Supporters of a bill for a new Minnesota Vikings stadium project, including Gov. Mark Dayton, spent the weekend engaged in a furious round of fourth quarter lobbying to save the plan and possibly the team's future in the state. The Minnesota House will vote on a $1 billion compromise plan, of which the state will pay roughly $400 million through gaming revenues.
Gov. Dayton and Vikings defensive end Jared Allen, who led the NFL with 22 sacks last season, held a rally at the Mall of America on Saturday urging supporters to press their legislators to support the bill. On Monday, Vikings fans and others supporting the bill, including the state's labor unions and representatives of the business community, will rally on the capitol lawn. Second-year quarterback Christian Ponder will be on hand for that event.
Right now, Gov. Dayton believes the bill to be a few votes shy of passage, according to the Minneapolis Star Tribune. That should make for one of the most watched floor debates in this year's legislative session, as supporters and opponents twist and turn to sway a handful of voters on the fence.

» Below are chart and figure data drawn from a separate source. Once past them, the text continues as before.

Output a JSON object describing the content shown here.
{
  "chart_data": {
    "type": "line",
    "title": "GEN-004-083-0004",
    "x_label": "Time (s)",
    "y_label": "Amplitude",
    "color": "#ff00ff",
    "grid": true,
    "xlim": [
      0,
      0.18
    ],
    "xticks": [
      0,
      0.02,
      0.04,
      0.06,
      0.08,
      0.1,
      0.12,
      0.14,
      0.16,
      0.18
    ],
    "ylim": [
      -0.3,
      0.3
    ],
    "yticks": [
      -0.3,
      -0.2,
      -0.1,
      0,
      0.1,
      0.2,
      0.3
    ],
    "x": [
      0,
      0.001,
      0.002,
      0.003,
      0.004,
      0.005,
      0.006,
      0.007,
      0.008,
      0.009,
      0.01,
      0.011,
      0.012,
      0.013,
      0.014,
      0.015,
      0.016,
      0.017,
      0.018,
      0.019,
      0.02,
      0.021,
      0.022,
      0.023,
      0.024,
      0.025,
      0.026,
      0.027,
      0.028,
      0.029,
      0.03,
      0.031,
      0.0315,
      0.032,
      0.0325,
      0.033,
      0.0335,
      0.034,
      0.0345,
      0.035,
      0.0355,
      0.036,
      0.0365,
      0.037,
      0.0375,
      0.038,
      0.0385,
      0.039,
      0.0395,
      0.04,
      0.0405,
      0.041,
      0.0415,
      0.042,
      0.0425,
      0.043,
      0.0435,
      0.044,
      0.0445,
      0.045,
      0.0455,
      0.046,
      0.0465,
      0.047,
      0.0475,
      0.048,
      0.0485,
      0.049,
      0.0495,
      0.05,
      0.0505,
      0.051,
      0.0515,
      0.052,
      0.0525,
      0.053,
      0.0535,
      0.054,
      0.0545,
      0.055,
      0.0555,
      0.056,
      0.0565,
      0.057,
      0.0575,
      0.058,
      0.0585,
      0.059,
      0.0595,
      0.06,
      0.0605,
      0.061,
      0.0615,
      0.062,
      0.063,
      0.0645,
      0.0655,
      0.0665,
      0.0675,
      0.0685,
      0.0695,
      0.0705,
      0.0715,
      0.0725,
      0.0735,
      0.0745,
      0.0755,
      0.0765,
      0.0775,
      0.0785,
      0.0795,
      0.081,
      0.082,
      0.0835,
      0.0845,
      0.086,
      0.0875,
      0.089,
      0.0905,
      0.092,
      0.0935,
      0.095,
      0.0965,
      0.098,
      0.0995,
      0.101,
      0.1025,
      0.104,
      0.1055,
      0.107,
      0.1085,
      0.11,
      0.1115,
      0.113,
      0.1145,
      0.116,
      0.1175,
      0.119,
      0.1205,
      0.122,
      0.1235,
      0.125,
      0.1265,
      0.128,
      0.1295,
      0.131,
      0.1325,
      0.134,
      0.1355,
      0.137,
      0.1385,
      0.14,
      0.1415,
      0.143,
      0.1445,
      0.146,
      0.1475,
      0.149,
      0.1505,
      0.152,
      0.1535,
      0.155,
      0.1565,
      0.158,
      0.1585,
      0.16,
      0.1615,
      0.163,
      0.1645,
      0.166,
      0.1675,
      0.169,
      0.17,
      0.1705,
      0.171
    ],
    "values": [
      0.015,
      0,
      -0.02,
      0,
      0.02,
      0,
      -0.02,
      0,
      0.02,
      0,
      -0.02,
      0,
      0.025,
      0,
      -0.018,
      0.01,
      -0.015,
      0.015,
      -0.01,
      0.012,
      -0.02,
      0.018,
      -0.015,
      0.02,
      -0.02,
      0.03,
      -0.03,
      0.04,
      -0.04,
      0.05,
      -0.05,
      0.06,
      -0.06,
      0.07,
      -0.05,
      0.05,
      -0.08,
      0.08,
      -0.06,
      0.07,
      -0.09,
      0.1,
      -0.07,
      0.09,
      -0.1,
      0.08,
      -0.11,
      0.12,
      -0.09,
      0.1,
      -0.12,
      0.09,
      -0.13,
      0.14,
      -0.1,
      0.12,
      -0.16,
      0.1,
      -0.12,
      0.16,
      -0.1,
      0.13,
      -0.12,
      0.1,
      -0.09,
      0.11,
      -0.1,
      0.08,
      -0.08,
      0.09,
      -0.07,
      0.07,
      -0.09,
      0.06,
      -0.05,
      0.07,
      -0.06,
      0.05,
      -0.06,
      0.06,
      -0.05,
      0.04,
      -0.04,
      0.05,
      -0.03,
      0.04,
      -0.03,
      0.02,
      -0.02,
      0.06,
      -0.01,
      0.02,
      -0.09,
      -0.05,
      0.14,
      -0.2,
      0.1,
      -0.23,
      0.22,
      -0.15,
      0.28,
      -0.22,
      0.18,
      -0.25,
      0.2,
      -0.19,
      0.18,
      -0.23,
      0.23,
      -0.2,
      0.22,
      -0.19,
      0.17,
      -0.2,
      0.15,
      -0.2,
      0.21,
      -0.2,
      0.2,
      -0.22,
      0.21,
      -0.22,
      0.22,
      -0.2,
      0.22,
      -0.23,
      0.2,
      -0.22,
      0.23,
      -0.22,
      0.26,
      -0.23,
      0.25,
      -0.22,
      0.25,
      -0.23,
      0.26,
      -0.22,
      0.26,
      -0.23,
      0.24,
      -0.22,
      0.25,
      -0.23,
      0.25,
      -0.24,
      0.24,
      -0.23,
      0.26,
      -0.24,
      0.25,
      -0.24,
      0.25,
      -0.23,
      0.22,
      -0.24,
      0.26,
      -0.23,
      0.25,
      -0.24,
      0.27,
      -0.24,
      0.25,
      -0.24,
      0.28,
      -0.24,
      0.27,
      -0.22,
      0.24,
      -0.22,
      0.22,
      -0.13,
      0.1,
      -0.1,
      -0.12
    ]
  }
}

Behind the scenes, an unusual alliance of business and labor leaders have taken on a more direct lobbying effort. The Governor has also met with legislative leaders to press their support.
Complicating matters is a Republican tax bill that Gov. Dayton vetoed Friday. The tax bill could return, in some form, as part of a compromise to bring in Republican votes for the stadium bill which is the Governor's top priority for the end of this legislative session.
If the bill passes a House vote on Monday, it would then go the Senate for approval before landing on Gov. Dayton's desk for a signature.
The Vikings' lease on the Metrodome lapsed at the end of last season. The team will play there again in 2012, but is under no obligation to stay beyond that.